Keziah/Kezhia
- Pronunciation: /kɛˈzaɪə/
- Gender: Unisex (mostly female)
- Language: Hebrew

Origin
- Meaning: Cinnamon bark

Other names
- Related names: Keisha Keshia

= Keziah (name) =

Hebrew female given name

Keziah or Kezia is a Hebrew name. Keziah was a daughter of Job in the Hebrew Bible (. The name Keziah means 'cinnamon bark'. Job gave the name to his second daughter after his restoration following the trials he faced in the first part of his life.

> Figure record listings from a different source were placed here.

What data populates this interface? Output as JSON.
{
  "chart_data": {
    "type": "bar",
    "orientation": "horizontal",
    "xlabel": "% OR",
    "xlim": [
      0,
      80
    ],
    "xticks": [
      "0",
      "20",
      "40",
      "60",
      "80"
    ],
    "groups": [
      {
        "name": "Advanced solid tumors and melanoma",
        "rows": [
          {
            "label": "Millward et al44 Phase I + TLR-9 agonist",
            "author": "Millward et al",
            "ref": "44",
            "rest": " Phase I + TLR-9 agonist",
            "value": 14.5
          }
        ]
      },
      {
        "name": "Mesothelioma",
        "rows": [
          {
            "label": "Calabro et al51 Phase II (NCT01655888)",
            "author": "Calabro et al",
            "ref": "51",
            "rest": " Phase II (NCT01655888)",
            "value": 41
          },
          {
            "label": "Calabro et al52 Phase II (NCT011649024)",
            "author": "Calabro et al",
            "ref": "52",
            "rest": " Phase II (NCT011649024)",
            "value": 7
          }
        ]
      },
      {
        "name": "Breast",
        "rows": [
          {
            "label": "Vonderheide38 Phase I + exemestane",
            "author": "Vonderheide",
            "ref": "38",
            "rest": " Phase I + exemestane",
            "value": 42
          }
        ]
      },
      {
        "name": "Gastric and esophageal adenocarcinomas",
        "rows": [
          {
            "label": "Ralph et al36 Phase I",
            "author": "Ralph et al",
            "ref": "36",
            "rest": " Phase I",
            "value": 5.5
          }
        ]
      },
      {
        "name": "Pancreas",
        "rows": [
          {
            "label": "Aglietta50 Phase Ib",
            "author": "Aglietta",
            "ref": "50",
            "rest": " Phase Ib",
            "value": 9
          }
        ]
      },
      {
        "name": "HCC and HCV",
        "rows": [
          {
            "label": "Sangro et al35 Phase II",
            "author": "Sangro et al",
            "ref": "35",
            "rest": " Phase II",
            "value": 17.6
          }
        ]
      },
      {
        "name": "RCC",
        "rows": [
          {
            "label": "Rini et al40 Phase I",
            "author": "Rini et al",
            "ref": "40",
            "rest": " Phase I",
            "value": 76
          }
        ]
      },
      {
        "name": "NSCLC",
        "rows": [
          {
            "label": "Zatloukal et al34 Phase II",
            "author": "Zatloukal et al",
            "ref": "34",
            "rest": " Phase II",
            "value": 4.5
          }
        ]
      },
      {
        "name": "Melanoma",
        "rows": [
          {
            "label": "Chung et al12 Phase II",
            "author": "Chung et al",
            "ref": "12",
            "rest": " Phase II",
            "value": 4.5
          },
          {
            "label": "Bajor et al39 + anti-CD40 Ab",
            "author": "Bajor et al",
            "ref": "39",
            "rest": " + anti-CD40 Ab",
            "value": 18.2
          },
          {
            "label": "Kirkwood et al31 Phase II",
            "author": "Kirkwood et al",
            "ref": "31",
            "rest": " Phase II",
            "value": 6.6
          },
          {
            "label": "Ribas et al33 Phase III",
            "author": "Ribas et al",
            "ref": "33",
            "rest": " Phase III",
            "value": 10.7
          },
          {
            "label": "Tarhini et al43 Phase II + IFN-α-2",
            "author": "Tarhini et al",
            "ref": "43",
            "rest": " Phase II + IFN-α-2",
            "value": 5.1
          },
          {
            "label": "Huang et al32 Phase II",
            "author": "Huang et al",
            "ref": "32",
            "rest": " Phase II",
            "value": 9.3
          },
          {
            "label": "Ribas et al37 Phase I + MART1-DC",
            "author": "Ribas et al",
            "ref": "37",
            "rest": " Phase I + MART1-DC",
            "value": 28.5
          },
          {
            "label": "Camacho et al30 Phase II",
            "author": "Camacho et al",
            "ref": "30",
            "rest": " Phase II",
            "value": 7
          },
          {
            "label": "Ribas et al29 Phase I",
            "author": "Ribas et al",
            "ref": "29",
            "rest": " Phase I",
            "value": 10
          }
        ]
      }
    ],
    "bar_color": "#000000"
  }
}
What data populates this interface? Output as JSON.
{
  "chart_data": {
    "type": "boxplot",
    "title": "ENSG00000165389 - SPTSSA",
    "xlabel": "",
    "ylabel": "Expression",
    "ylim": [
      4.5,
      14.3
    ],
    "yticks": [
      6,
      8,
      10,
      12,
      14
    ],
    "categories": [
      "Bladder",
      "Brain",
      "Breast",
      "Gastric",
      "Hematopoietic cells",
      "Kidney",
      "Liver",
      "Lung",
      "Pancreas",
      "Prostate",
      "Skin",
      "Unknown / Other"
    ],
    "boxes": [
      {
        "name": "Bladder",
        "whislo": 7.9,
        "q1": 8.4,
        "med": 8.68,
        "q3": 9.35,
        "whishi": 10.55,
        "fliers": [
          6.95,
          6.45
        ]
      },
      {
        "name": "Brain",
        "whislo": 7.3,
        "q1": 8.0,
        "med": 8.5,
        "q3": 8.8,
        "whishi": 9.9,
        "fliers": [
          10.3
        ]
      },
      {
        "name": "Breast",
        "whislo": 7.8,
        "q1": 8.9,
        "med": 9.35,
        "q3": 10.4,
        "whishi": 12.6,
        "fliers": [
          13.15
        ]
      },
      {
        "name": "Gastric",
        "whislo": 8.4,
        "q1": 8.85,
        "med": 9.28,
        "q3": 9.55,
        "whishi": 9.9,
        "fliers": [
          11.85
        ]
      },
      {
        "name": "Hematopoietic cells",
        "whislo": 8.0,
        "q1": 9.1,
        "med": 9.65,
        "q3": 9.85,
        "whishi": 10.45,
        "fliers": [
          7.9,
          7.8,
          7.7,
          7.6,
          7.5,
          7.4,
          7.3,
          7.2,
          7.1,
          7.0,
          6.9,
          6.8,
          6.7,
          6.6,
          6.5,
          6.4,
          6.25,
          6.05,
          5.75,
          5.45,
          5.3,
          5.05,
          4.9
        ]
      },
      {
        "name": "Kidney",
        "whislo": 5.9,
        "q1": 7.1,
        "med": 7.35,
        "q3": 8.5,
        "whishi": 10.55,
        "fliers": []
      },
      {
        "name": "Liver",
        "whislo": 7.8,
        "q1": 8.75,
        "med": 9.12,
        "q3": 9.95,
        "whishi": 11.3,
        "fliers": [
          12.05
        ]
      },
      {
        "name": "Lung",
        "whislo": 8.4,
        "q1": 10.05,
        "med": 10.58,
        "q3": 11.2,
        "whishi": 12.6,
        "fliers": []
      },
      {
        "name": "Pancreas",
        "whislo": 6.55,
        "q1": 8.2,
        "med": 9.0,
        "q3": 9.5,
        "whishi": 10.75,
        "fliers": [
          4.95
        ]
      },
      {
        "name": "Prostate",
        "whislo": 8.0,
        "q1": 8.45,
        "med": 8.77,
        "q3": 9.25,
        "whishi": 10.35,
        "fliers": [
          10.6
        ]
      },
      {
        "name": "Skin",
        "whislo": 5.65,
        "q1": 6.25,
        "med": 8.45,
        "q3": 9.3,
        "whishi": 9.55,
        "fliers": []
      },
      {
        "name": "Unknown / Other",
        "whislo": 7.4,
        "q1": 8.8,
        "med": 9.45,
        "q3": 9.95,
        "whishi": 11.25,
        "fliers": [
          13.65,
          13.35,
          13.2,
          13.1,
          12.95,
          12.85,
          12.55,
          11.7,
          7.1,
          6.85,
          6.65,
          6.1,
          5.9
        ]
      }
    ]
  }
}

In the United Kingdom, the name Keziah is now unusual, but it was more common in Victorian times. In 1890, the births of 137 children named Kezia were registered in England; in 1990, only 40 were registered. More recently the name has become unisex despite its origin such as the musician Keziah Jones. Keziah has also found its way into modern literature in the book Keziah Dane by Sue Grafton.

Keziah was also used as a female first name in the United States in the nineteenth century. For example, Keziah Brevard ran a plantation in South Carolina in the 1850s and 60s; Keziah Brower lived on farms near Madison, Wisconsin and Vermillion, Dakota Territory (now South Dakota) in the 1850s, 60s, and 70s. H. P. Lovecraft's The Dreams in the Witch House features a character named Keziah Mason.

The modern name Keisha is derived from this name.